El rey aprisionó contra la pared a Matthieu, que se dolió de la herida del hombro. Luna se lanzó a defenderlo con la furia de una pantera, pero el rey se la quitó de encima empujándola hacia atrás y haciéndola caer al suelo.
—¿Qué tesoro? —le gritó al músico—. ¿Acaso puedo tocarlo? ¡Me habéis engañado, y tú pagarás por todos!
—¿Qué vais a hacer? —gritó Charpentier, horrorizado.
—¡Ni siquiera conseguisteis el tratado para comerciar con esa isla del demonio! —siguió el soberano—. ¡Todo era mentira! ¿Cómo quieres que me conforme con una mísera melodía?
Matthieu, sin amilanarse por el filo de la daga, le habló con una serenidad pasmosa.
—Esa melodía nos muestra la verdad. Quizá no os transmute de inmediato, y seguro que no os proporcionará ni el conocimiento absoluto ni el oro que esperabais obtener de la Piedra. Pero decidme: cuando la habéis escuchado, ¿no habéis vislumbrado durante un segundo el confín más remoto de vuestra alma, esa esencia divina no adulterada que aún perdura, aunque ya casi apagada, en todos nosotros? —Tomó aire y siguió hablando con delicadeza, atravesando al rey con una mirada en la que depositó todo lo que había aprendido—. Es la sabiduría que precisaba un mundo enfermo. La melodía nos muestra lo que fuimos cuando el Creador nos hizo puros y nos marca el camino por el que hemos de dirigir nuestros pasos para volver a serlo. —Hizo una breve pausa—. ¿Acaso no sois el más grande de todos los hombres? Pues guiad al mundo hacia esa nueva era que preconiza Newton. ¡Guiadnos a todos!

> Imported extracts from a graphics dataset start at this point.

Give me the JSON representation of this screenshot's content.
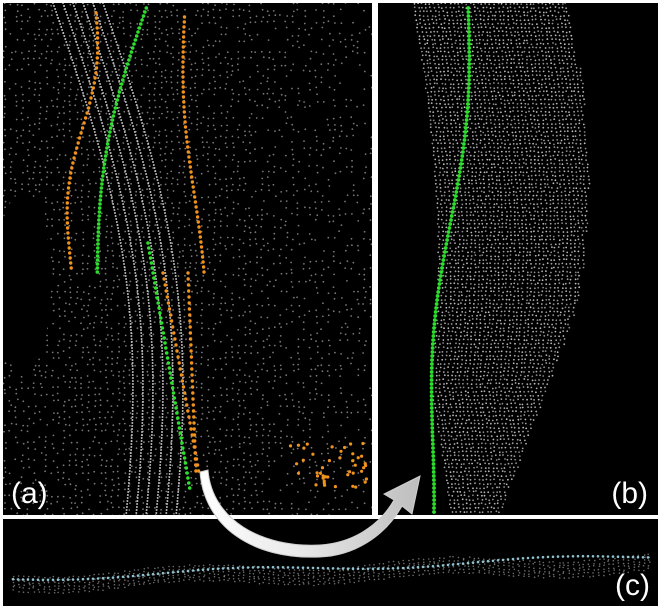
{
  "panels": {
    "a": {
      "label": "(a)"
    },
    "b": {
      "label": "(b)"
    },
    "c": {
      "label": "(c)"
    }
  },
  "colors": {
    "background": "#000000",
    "point_cloud": "#d9d9d9",
    "green_curve": "#2ee02e",
    "orange_curve": "#f0921e",
    "cyan_curve": "#9fd6e6",
    "arrow": "#ffffff",
    "separator": "#ffffff"
  },
  "icons": {
    "transition_arrow": "curved-arrow-icon"
  }
}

¿Por qué le subyugaban los ojos de aquel joven? ¿Por qué escuchaba sus palabras como si fueran las de un profeta? Se cuestionó si sólo estaría buscando confundirle. Se dirigía a él como el guía, como el más grande de todos los hombres, pero lo que en realidad hacía, al igual que poco antes había hecho la melodía, era recordarle su ínfima condición humana. No soportaba que le tratasen así, que le mirasen así. Él era un dios, era el Sol en la Tierra…
Apretó aún más la daga contra su cuello.
—Un momento… —saltó Newton.
—¡Majestad, escuchadle! —se esperanzó Charpentier, atisbando un brillo conocido tras la expresión del científico.